Celui-là se distingue des autres par son petit drapeau, lequel selon toute apparence, a connu une vie de haut de maillot de bain. Ce détournement est peut-être dû à une petite fille féministe et facétieuse, ou à un petit garçon féministe et facétieux. L’œuvre n’est pas signée. Ce n’est qu’un château de sable de plus sur une plage de Bretagne. Un ensemble que la mer, le vent et les piétinements condamnent à l’avance. À l’heure où nous publions ces lignes il n’est plus. Mais ce chantier valait bien un cliché en format instantané. La fin de l’été coïncide avec la disparition des châteaux et pâtés de sable. Il est extraordinaire de se dire que depuis le début des bains de mer, la joie des petits bâtisseurs ne s’est jamais démentie. Ils doivent avoir dans le sang un reste d’ADN de croisés qui s’en allaient bâtir des citadelles au nom de Dieu sur les bords de la Méditerranée.
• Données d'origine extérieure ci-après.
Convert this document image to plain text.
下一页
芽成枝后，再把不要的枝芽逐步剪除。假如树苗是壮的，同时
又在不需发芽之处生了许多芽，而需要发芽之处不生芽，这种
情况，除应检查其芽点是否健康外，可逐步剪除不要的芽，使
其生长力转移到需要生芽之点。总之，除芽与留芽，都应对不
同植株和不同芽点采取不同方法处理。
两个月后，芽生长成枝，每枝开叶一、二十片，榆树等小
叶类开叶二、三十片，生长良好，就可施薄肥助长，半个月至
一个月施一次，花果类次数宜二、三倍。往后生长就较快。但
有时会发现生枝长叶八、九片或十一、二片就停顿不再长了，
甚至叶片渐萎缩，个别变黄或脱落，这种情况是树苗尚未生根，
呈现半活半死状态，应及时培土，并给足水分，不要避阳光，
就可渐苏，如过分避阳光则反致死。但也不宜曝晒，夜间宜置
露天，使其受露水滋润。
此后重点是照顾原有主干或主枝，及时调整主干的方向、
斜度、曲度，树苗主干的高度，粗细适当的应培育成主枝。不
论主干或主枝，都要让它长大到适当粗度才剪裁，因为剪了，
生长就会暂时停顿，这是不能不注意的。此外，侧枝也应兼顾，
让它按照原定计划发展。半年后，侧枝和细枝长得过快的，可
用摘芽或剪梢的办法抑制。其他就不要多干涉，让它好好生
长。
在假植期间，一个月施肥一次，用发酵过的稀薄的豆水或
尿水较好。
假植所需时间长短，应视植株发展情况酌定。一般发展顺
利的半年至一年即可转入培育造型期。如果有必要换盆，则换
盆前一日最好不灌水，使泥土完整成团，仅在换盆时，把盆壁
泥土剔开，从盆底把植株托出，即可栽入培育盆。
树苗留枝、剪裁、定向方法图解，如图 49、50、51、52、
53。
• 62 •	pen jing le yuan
Premiers jours, déjà les premiers châteaux, parfois les parents mettent la main à la pâte, ils ont beau être grands voilà qu’ils nous font une rechute. Souvent c’est pour aider les enfants. Ils consolident l’édifice attendant sa fin prochaine, avec le flot qui écume tout au long de sa remontada. Et puis tout s’efface et le lendemain tout recommence, le jeu est sans fin, la mer est de la partie.
La plage est un endroit à part. Pour ceux qui viennent y prendre leur congé bien sûr. Car il en est d’autres qui viennent y risquer la noyade lors d’intrépides départs pour des pays jugés meilleurs que leur pays d’origine. Cependant, quand les plages ne sont pas concernées par les migrations pleines d’espoirs, elles ne sont là que pour les estivants, couples et familles, plus rarement des célibataires.
Et quand on les observe jusqu’à trois-quatre semaines d’affilée, il est un phénomène dont la constance ne faiblit jamais: les gens y sont heureux, au moins en ont-ils l’air. Sur leur transat, sous leur parasol, allongés sur une seule serviette de bain, ils ont laissé les contrariétés au parking. Ils bronzent. Leur corps épouse le sol jusqu’à sentir la rotondité de la Terre. Ils ferment les yeux tandis que leur dos cuit lentement. Ils entendent des cris de mouettes, des cris d’enfants qui se disputent un seau, ils songent à l’apéritif. Par instant ils se lèvent, vont tâter l’eau du pied, engagent un mollet un prudent et prennent jusqu’au nombril la mesure de cette immensité aquatique, à même de les submerger d’un seul coup. Ils sont face au paradis dont ils arpentent les berges. C’est pour cela qu’ils se sentent bien. C’est pour cela que chaque année, la plupart refont le trajet jusqu’à la même plage ou une autre plage, mais toujours une plage. Cette année il y avait plus de méduses mais elles étaient plus petites. Urticantes à ce qu’on disait, mais personne ne s’est plaint. À vue d’œil et sans masque, on a vu des petits poissons s’approcher de nos pieds et aussi des étrilles levant les yeux vers nos genoux. Qui sait si elles ne sont pas en congé elles aussi. Les deux mondes se rencontrent.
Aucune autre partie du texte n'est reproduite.